Previously, Okada and colleagues classified fifteen patients who underwent extended sleeve lobectomy into three groups according to the surgical procedure of reconstruction [14]. And Miyoshi and colleagues also reported three types of anastomotic techniques [15]. One is to use two adjusting stitches in the membranous part of the larger stump. The second technique is a telescoping anastomosis. The third technique is to make a cuff on the smaller stump by trimming the bronchus. Comparing with these procedures, the latter technique requires some adjustment of making cuff without remnant cancer cells. Before surgery, radiographic and endoscopic evaluations are needed to make a success of anastomosis. In this case, we planned to make a cuff using head-sided left main bronchus, which was cancer free side. Of course we should confirm and indeed had confirmed the pathological free margin during surgery. Okada and colleagues [14] described that resection points were determined with at least 1 cm of the macroscopically unaffected distance of the bronchus. We followed the resection point of this case according to this report [14]. Amazingly, this cuff technique was termed wine cup stoma” by Maeda and colleagues [16] almost three decades ago and we called this simple procedure same as the above. This technique is relatively simple and postoperative complications such as anastomotic stenosis or kinking are avoidable. Toyooka and colleagues [17] also recommended this bronchial cuff technique rather than adjusting stitches.
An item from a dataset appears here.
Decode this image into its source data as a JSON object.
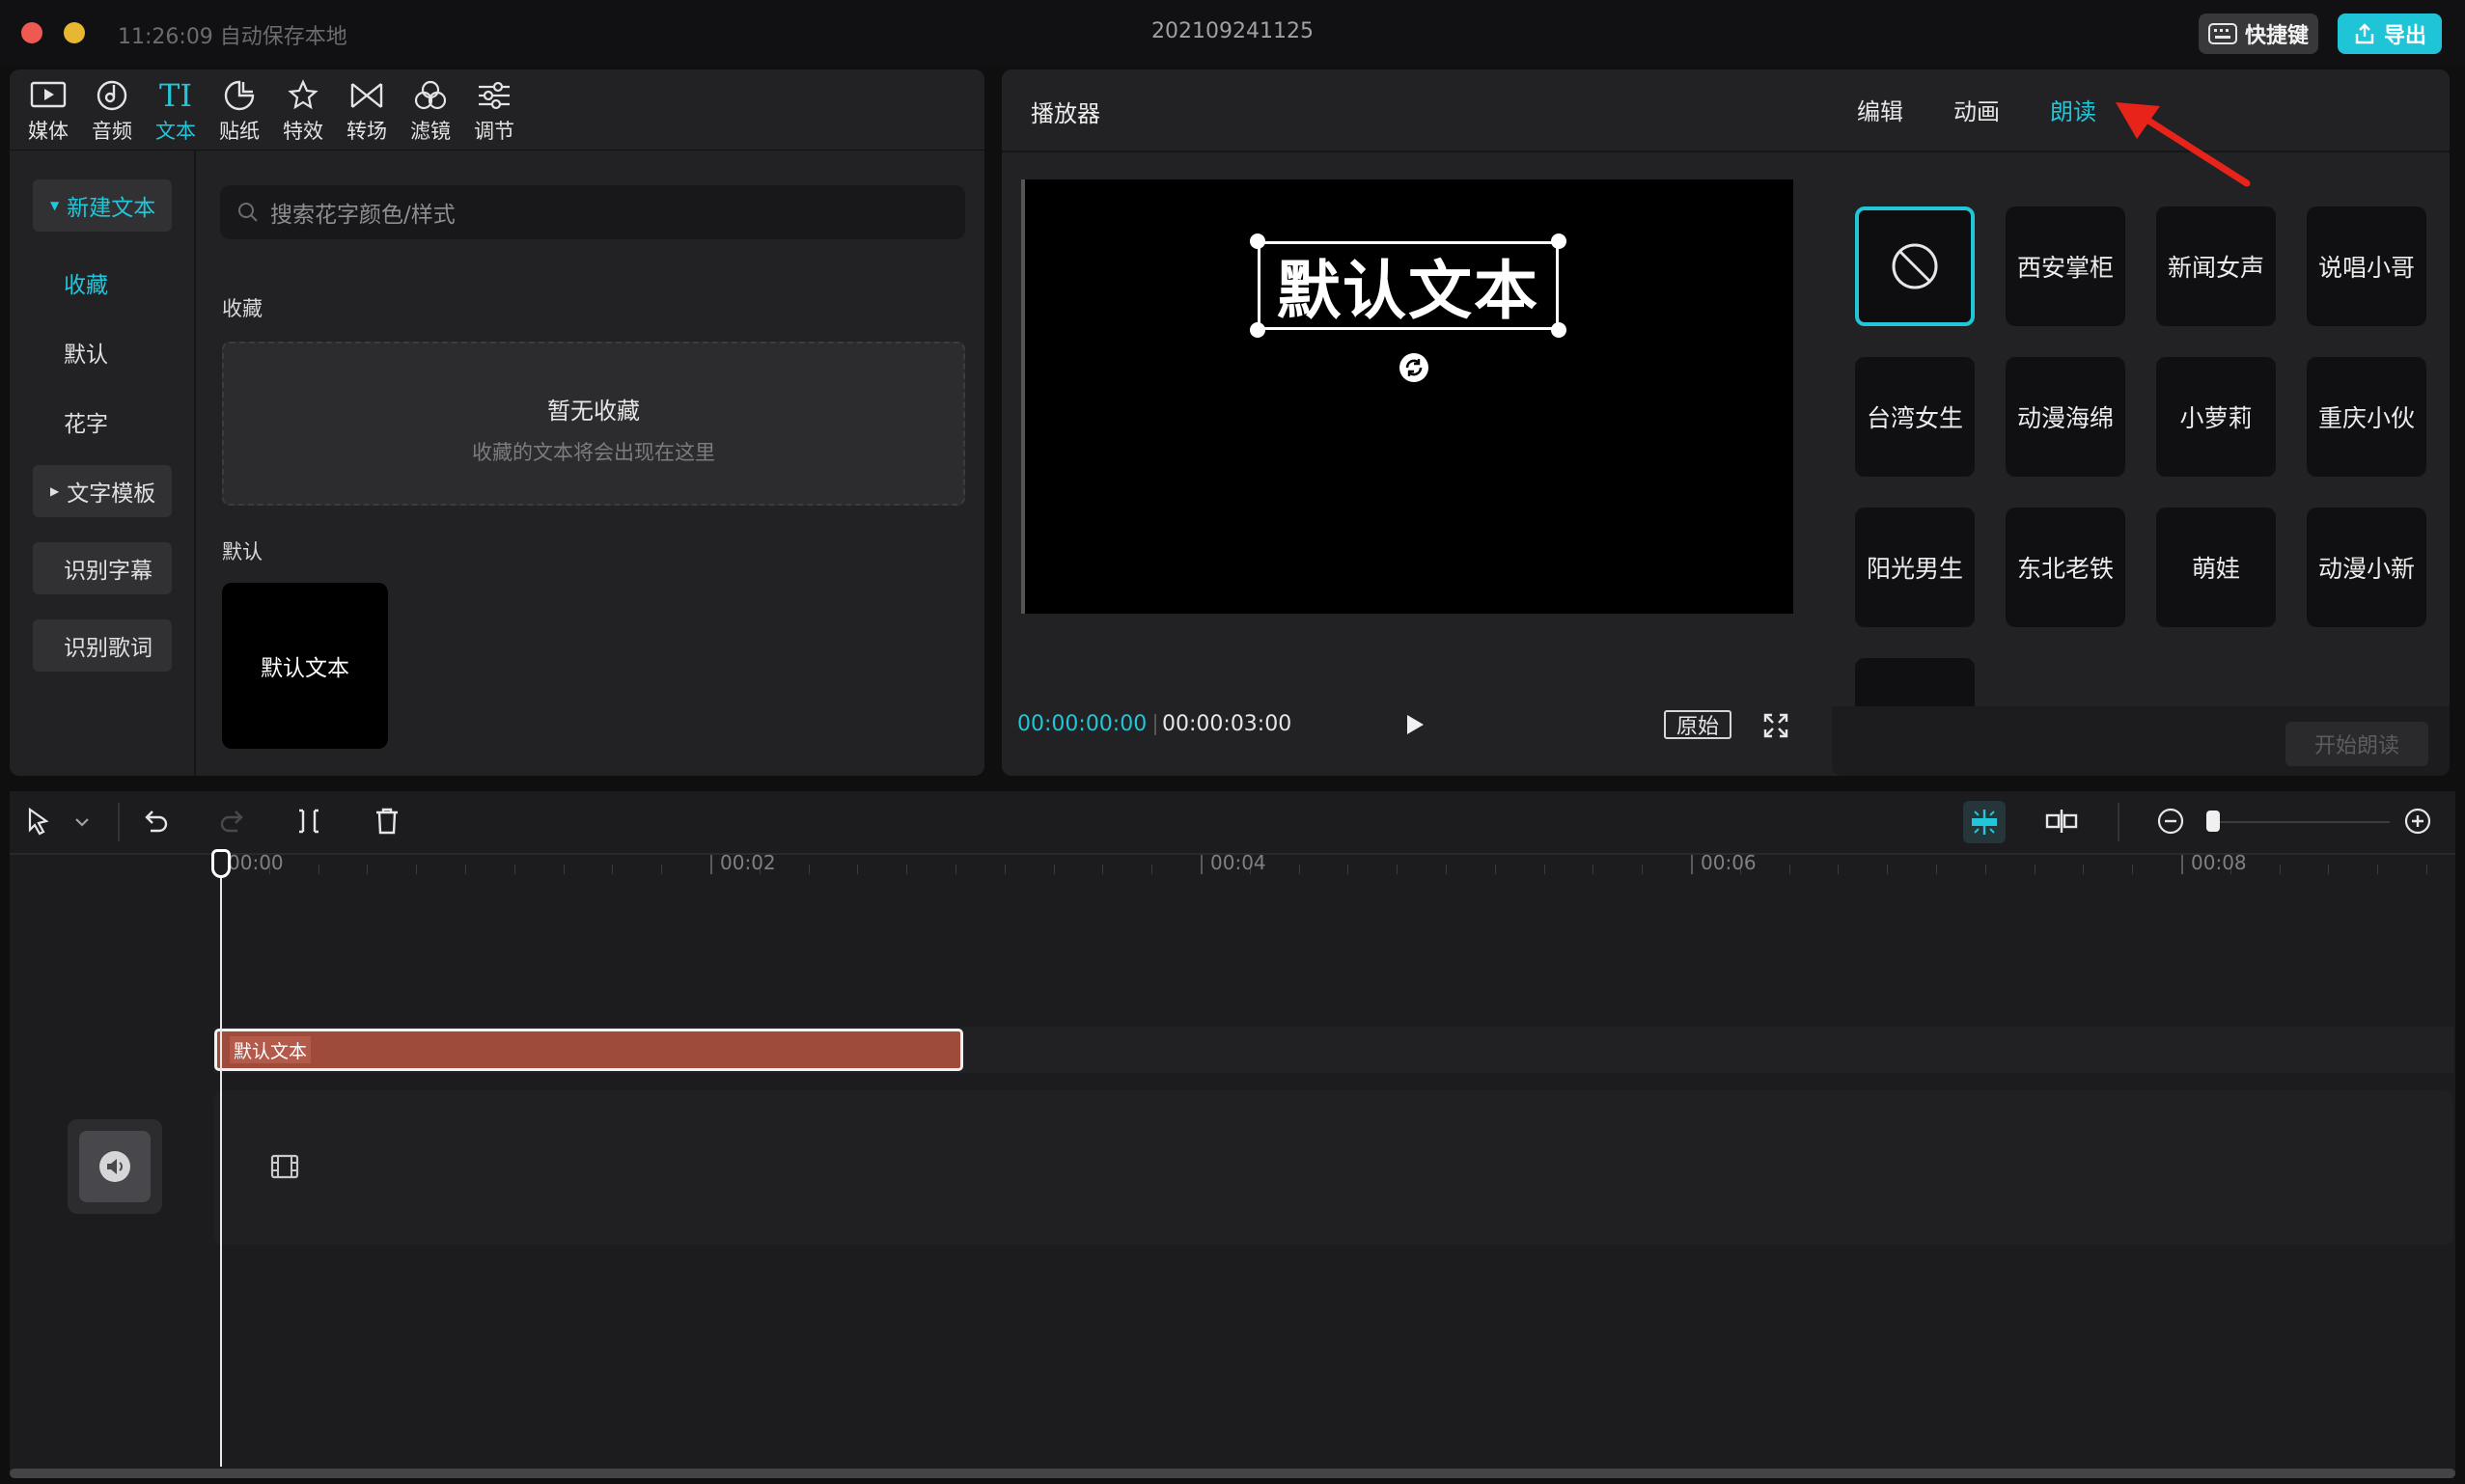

For the indication of extended sleeve lobectomy, previous reports showed that invasion of the bronchus with N0 and N1 disease were the most suitable indication [18, 19]. According this recommendation, we performed type C extended sleeve lobectomy for this patient and achieved successful results to date.

In conclusions, we experienced a successful anastomosis of left sleeve lingular segmentectomy and lower lobectomy (type C extended sleeve lobectomy) with bronchial wall flap (wine cup stoma) for central-type lung cancer. This technique might be useful for other extended sleeve lobectomy and lung transplantation to avoid anastomotic complications.